Fig. 101.—Slate knife.

Fig. 101, No. 89583 [1305], is a knife of this class, with the blade a nearly equilateral triangle (1.4 inches long and 1.3 inches wide at the base), with a flat wooden haft as wide as the blade and 3½ inches long, cleft at the tip and lashed with thirteen or fourteen turns of sinew braid. The holes near the butt of the haft were probably to receive a lanyard. Fig. 102, No. 89591 [1016], is another form of the same class. The blade is secured by a single rivet of wood.

Fig. 102.—Slate knife.

Fig. 103.—Slate hunting-knife.

The third class consists of large knives, with long, broad, lanceolate blades, and short straight hafts. There is only one complete specimen, No. 89592 [1002], Fig. 103. This has a blade of soft, light greenish slate, 6 inches long and 2.6 inches broad, with the edges broadly beveled on both faces. The haft of spruce is in two longitudinal sections, put together so as to inclose the short tang of the blade, and is secured by a tight whipping of eighteen turns of fine seal twine, and painted with red ocher.

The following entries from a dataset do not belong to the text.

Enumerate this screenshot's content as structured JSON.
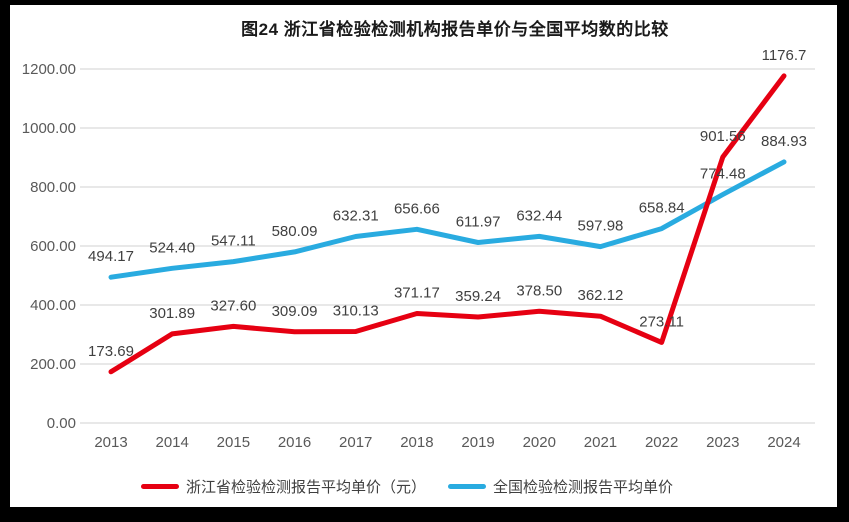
{
  "chart_data": {
    "type": "line",
    "title": "图24  浙江省检验检测机构报告单价与全国平均数的比较",
    "categories": [
      "2013",
      "2014",
      "2015",
      "2016",
      "2017",
      "2018",
      "2019",
      "2020",
      "2021",
      "2022",
      "2023",
      "2024"
    ],
    "series": [
      {
        "name": "浙江省检验检测报告平均单价（元）",
        "color": "#e60012",
        "values": [
          173.69,
          301.89,
          327.6,
          309.09,
          310.13,
          371.17,
          359.24,
          378.5,
          362.12,
          273.11,
          901.56,
          1176.7
        ],
        "labels": [
          "173.69",
          "301.89",
          "327.60",
          "309.09",
          "310.13",
          "371.17",
          "359.24",
          "378.50",
          "362.12",
          "273.11",
          "901.56",
          "1176.7"
        ]
      },
      {
        "name": "全国检验检测报告平均单价",
        "color": "#29abe0",
        "values": [
          494.17,
          524.4,
          547.11,
          580.09,
          632.31,
          656.66,
          611.97,
          632.44,
          597.98,
          658.84,
          774.48,
          884.93
        ],
        "labels": [
          "494.17",
          "524.40",
          "547.11",
          "580.09",
          "632.31",
          "656.66",
          "611.97",
          "632.44",
          "597.98",
          "658.84",
          "774.48",
          "884.93"
        ]
      }
    ],
    "ylim": [
      0,
      1200
    ],
    "ytick_step": 200,
    "ytick_labels": [
      "0.00",
      "200.00",
      "400.00",
      "600.00",
      "800.00",
      "1000.00",
      "1200.00"
    ],
    "xlabel": "",
    "ylabel": "",
    "grid": true,
    "legend_position": "bottom",
    "colors": {
      "grid": "#d9d9d9",
      "axis_text": "#595959",
      "label_text": "#404040",
      "title_text": "#1a1a1a",
      "plot_background": "#ffffff",
      "frame_background": "#000000"
    }
  }
}
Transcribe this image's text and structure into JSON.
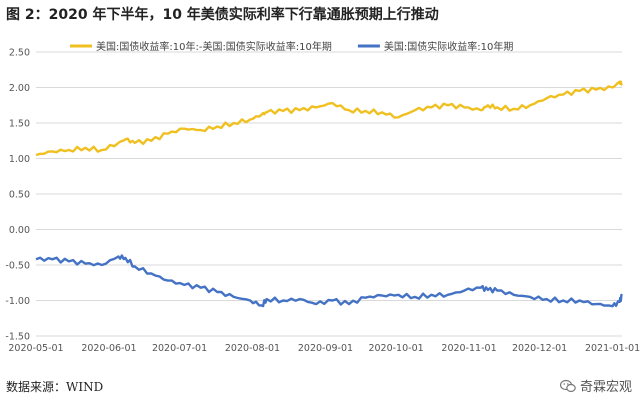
{
  "title": "图 2：2020 年下半年，10 年美债实际利率下行靠通胀预期上行推动",
  "source": "数据来源：WIND",
  "watermark": "奇霖宏观",
  "watermark_icon": "wechat-icon",
  "chart_data": {
    "type": "line",
    "title": "",
    "xlabel": "",
    "ylabel": "",
    "ylim": [
      -1.5,
      2.5
    ],
    "yticks": [
      2.5,
      2.0,
      1.5,
      1.0,
      0.5,
      0.0,
      -0.5,
      -1.0,
      -1.5
    ],
    "ytick_labels": [
      "2.50",
      "2.00",
      "1.50",
      "1.00",
      "0.50",
      "0.00",
      "-0.50",
      "-1.00",
      "-1.50"
    ],
    "xlim": [
      "2020-05-01",
      "2021-01-05"
    ],
    "xtick_labels": [
      "2020-05-01",
      "2020-06-01",
      "2020-07-01",
      "2020-08-01",
      "2020-09-01",
      "2020-10-01",
      "2020-11-01",
      "2020-12-01",
      "2021-01-01"
    ],
    "grid": "horizontal",
    "legend_position": "top",
    "x": [
      "2020-05-01",
      "2020-05-08",
      "2020-05-15",
      "2020-05-22",
      "2020-05-29",
      "2020-06-05",
      "2020-06-08",
      "2020-06-12",
      "2020-06-19",
      "2020-06-26",
      "2020-07-03",
      "2020-07-10",
      "2020-07-17",
      "2020-07-24",
      "2020-07-31",
      "2020-08-05",
      "2020-08-07",
      "2020-08-14",
      "2020-08-21",
      "2020-08-28",
      "2020-09-04",
      "2020-09-11",
      "2020-09-18",
      "2020-09-25",
      "2020-10-02",
      "2020-10-09",
      "2020-10-16",
      "2020-10-23",
      "2020-10-30",
      "2020-11-06",
      "2020-11-09",
      "2020-11-13",
      "2020-11-20",
      "2020-11-27",
      "2020-12-04",
      "2020-12-11",
      "2020-12-18",
      "2020-12-25",
      "2021-01-01",
      "2021-01-04",
      "2021-01-05"
    ],
    "series": [
      {
        "name": "美国:国债收益率:10年:-美国:国债实际收益率:10年期",
        "color": "#F0C020",
        "values": [
          1.05,
          1.1,
          1.12,
          1.15,
          1.12,
          1.22,
          1.27,
          1.22,
          1.25,
          1.35,
          1.42,
          1.4,
          1.45,
          1.5,
          1.55,
          1.62,
          1.65,
          1.67,
          1.68,
          1.72,
          1.78,
          1.68,
          1.67,
          1.65,
          1.58,
          1.68,
          1.72,
          1.75,
          1.72,
          1.68,
          1.75,
          1.72,
          1.7,
          1.75,
          1.85,
          1.9,
          1.95,
          1.97,
          2.0,
          2.08,
          2.05
        ]
      },
      {
        "name": "美国:国债实际收益率:10年期",
        "color": "#4472C4",
        "values": [
          -0.42,
          -0.42,
          -0.45,
          -0.48,
          -0.5,
          -0.38,
          -0.4,
          -0.52,
          -0.62,
          -0.72,
          -0.78,
          -0.82,
          -0.88,
          -0.95,
          -1.0,
          -1.07,
          -0.98,
          -1.0,
          -0.98,
          -1.05,
          -1.0,
          -1.05,
          -0.96,
          -0.93,
          -0.92,
          -0.95,
          -0.92,
          -0.92,
          -0.86,
          -0.82,
          -0.85,
          -0.86,
          -0.92,
          -0.95,
          -0.98,
          -1.0,
          -1.0,
          -1.05,
          -1.08,
          -1.02,
          -0.93
        ]
      }
    ]
  }
}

This knife is new and was made for sale, but is undoubtedly a correct model of an ancient pattern, as No. 56676 [204] (Fig. 104), which is certainly ancient, appears to be the blade of just such a knife. We were told that the latter was intended for cutting blubber. This perhaps means that it was a whaling knife. Mr. Nelson brought home a magnificent knife of precisely the same pattern, made of light green jade.